Report shows how midsize firms can top the big boys

Midsize manufacturers and distributors - firms with $50 million to $999 million in revenue - have intrinsic advantages that can help them outmanoeuvre their larger competitors, according to a new report.

Market analyst Aberdeen, which specifically looked at how midsize companies can best manage warehousing and transportation, argues that best-in-class midsize firms are those with the ability to flex their distribution models while still maintaining high productivity and cost efficiency. This is something that larger firms are unable to do.

According to Aberdeen's new benchmark study results, companies that adopt this best-in-class approach invariably have superior performance across all customer service, cost, and productivity metrics. Successful midsize companies then are those that focus on making feasible, profitable customer service promises at time of order to achieving integrated processes from the warehouse into dock management, asset management, and transportation.

All this is of great relevance to the situation most food companies now find themselves in. Tightening freight capacity, rising fuel prices and price pressure from retailers have forced food companies to rethink how they deliver value to the enterprise right along the supply chain.

For example, a squeezed supply of refrigerated shipping containers in the US caused shipping rates to rise 10 per cent to 25 per cent since last spring, pushing up prices that retailers were not prepared to pass onto consumers.
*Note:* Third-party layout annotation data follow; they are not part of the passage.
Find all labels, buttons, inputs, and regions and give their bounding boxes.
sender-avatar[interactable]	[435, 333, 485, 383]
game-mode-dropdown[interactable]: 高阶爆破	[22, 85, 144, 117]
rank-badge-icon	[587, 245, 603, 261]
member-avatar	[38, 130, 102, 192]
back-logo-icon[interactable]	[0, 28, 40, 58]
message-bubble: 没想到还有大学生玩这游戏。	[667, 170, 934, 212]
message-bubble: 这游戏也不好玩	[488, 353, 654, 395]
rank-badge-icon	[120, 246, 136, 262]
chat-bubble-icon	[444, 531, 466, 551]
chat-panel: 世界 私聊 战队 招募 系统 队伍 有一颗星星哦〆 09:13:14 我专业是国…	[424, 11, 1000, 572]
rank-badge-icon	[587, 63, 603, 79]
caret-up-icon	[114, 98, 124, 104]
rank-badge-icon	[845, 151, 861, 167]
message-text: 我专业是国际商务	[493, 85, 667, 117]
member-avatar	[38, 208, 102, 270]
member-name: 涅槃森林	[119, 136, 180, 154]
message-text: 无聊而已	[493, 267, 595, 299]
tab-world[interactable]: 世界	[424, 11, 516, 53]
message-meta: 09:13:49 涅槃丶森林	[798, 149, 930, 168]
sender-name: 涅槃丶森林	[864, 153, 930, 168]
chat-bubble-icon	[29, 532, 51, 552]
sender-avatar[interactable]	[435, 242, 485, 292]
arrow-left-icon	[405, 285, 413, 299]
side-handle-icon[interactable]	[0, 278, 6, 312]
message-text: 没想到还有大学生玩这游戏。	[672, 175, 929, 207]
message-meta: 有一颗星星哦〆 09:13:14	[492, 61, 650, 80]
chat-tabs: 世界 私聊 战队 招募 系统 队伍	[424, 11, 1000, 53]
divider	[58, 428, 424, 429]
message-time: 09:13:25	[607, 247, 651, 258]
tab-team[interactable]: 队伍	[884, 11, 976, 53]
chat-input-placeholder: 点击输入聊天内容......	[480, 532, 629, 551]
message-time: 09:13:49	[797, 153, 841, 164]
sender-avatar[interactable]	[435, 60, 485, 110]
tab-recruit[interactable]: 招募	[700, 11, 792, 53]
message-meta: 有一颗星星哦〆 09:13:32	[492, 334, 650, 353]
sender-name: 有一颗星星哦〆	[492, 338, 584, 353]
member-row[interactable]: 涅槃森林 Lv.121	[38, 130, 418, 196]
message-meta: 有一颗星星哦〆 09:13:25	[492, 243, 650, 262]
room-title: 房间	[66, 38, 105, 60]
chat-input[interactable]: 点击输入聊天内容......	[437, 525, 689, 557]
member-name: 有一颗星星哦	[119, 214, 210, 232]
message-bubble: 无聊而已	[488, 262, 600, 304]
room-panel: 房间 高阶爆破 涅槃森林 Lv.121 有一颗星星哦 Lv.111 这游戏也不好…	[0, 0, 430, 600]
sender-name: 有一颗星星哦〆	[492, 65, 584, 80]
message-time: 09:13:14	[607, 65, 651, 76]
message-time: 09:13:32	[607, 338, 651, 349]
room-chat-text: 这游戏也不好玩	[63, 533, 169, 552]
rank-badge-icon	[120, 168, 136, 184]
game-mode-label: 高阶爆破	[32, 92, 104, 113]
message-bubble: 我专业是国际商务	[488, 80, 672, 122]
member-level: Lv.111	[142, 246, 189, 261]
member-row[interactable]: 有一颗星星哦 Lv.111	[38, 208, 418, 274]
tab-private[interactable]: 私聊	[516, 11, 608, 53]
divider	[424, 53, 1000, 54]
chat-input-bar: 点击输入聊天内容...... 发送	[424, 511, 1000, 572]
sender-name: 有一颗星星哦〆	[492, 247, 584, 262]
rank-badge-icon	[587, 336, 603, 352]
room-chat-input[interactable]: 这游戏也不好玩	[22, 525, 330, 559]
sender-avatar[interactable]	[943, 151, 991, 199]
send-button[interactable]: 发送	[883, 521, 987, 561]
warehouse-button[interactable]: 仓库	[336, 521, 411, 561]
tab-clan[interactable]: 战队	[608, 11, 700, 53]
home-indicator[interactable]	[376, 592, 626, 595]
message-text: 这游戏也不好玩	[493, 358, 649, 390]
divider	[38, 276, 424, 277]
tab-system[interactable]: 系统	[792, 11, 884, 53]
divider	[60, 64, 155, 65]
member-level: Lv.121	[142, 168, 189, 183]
But for smaller companies though, the relative cost of supply chain inefficiencies or disruption is less the issue; for these companies, improving supplier performance is all about staying competitive with the larger players.

Along with flexibility, integration is a crucial factor if midsize companies are to prosper. In an earlier report, Aberdeen found that firms that separate IT investment from investments in production capabilities do so to their detriment.

The study found that by managing IT infrastructure as a cost centre, many organisations are not operating as efficiently and as streamlined as they could be.

With regard to integrating warehousing and transportation, the same pattern is to be found. Aberdeen found that nearly 60 per cent of midsize respondents said they did not fully understand best practice for extended warehouse processes.

This point was raised in a recent Deloitte Touche Tohmatsu study. "The negative impact of failing to take a holistic, global view of the business can be devastating," said Gary Coleman, DTT global manufacturing industry leader.

According to the Aberdeen study therefore, competitive midsize companies are those that have put in place a strong foundation for fulfillment productivity and flexibility. While larger competitors are focused on corporate-wide fulfillment standardisation and simplification, midsize companies can use their agility to attract individual customers.